2x² - x + 1 < 9Edit: This is what I've done so far

2x² - x - 8 < 0
2 [ x² - 1/2x - 4] < 0
2(x - 1/2)² - 17/4 < 0

Uhmm, let f(x) = ax² + bx + c, and let the equation f(x) = 0 has 2 real roots x₁, and x₂, such that x₁ < x₂. We choose a arbitrary x⁰ value.

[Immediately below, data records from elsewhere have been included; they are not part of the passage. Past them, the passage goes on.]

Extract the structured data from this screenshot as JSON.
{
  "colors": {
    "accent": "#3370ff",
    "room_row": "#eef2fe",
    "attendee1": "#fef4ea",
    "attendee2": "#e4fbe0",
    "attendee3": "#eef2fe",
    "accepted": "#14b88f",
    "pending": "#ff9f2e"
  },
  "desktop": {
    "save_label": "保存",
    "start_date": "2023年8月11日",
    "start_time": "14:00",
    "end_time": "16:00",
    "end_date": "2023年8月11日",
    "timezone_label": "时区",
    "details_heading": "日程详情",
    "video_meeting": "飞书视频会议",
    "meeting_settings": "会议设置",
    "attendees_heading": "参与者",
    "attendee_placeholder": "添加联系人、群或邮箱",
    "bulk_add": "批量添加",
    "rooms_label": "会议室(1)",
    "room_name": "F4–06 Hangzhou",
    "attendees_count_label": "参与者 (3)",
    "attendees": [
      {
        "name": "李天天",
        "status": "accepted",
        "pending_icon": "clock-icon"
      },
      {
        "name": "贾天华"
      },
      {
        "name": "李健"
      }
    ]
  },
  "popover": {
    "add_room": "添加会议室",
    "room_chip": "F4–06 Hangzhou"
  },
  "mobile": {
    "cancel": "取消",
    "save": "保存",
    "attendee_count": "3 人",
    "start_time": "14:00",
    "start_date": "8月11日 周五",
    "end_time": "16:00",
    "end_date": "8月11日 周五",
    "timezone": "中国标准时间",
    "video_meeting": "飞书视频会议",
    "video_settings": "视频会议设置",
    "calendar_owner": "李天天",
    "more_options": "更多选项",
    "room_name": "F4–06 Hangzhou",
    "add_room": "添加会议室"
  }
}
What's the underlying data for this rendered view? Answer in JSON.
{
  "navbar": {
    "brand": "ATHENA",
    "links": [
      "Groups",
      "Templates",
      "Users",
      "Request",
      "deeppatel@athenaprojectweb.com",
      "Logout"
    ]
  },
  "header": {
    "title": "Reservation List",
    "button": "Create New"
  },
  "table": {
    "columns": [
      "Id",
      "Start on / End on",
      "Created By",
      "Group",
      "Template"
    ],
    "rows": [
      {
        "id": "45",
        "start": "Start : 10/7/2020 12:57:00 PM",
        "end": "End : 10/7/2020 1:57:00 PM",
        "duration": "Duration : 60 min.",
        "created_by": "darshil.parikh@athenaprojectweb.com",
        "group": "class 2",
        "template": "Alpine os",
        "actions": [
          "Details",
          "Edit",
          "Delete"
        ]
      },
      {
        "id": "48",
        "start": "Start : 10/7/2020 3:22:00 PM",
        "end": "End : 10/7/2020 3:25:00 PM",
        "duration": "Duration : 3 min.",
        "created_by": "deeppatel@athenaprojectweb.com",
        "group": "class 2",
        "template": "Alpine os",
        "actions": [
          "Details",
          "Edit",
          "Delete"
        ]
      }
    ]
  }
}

We have:
$$af(x_0) < 0 \Leftrightarrow x_0 \in ]x_1 , \ x_2[$$
$$af(x_0) > 0 \Leftrightarrow x_0 \notin ]x_1 , \ x_2[$$
Or in other words:
x₀ is in the interval ]x₁, x₂[ if and only if the leading coefficient a, and f(x₀) takes different signs, i.e if a is positive, then f(x₀) is negative, and vice versa.
x₀ is not in the interval ]x₁, x₂[ if and only if the leading coefficient a, and f(x₀) takes the same sign, i.e if a is positive, then f(x₀) is also positive, and vice versa.
---------------
I'll give you an example:
Example:
Solve the inequality:
x² + 5x + 4 < 0
<=> (x + 4) (x + 1) < 0
-4, and -1 are the 2 roots for this equation.
Let f(x) = x² + 5x + 4
The leading coefficient of f(x) is 1 > 0
And you have to solve for f(x) < 0, i.e, you will have to find all the value x such that f(x) and the coefficient take different signs, so the solution is
<=> -4 < x < -1
Can you get this? :)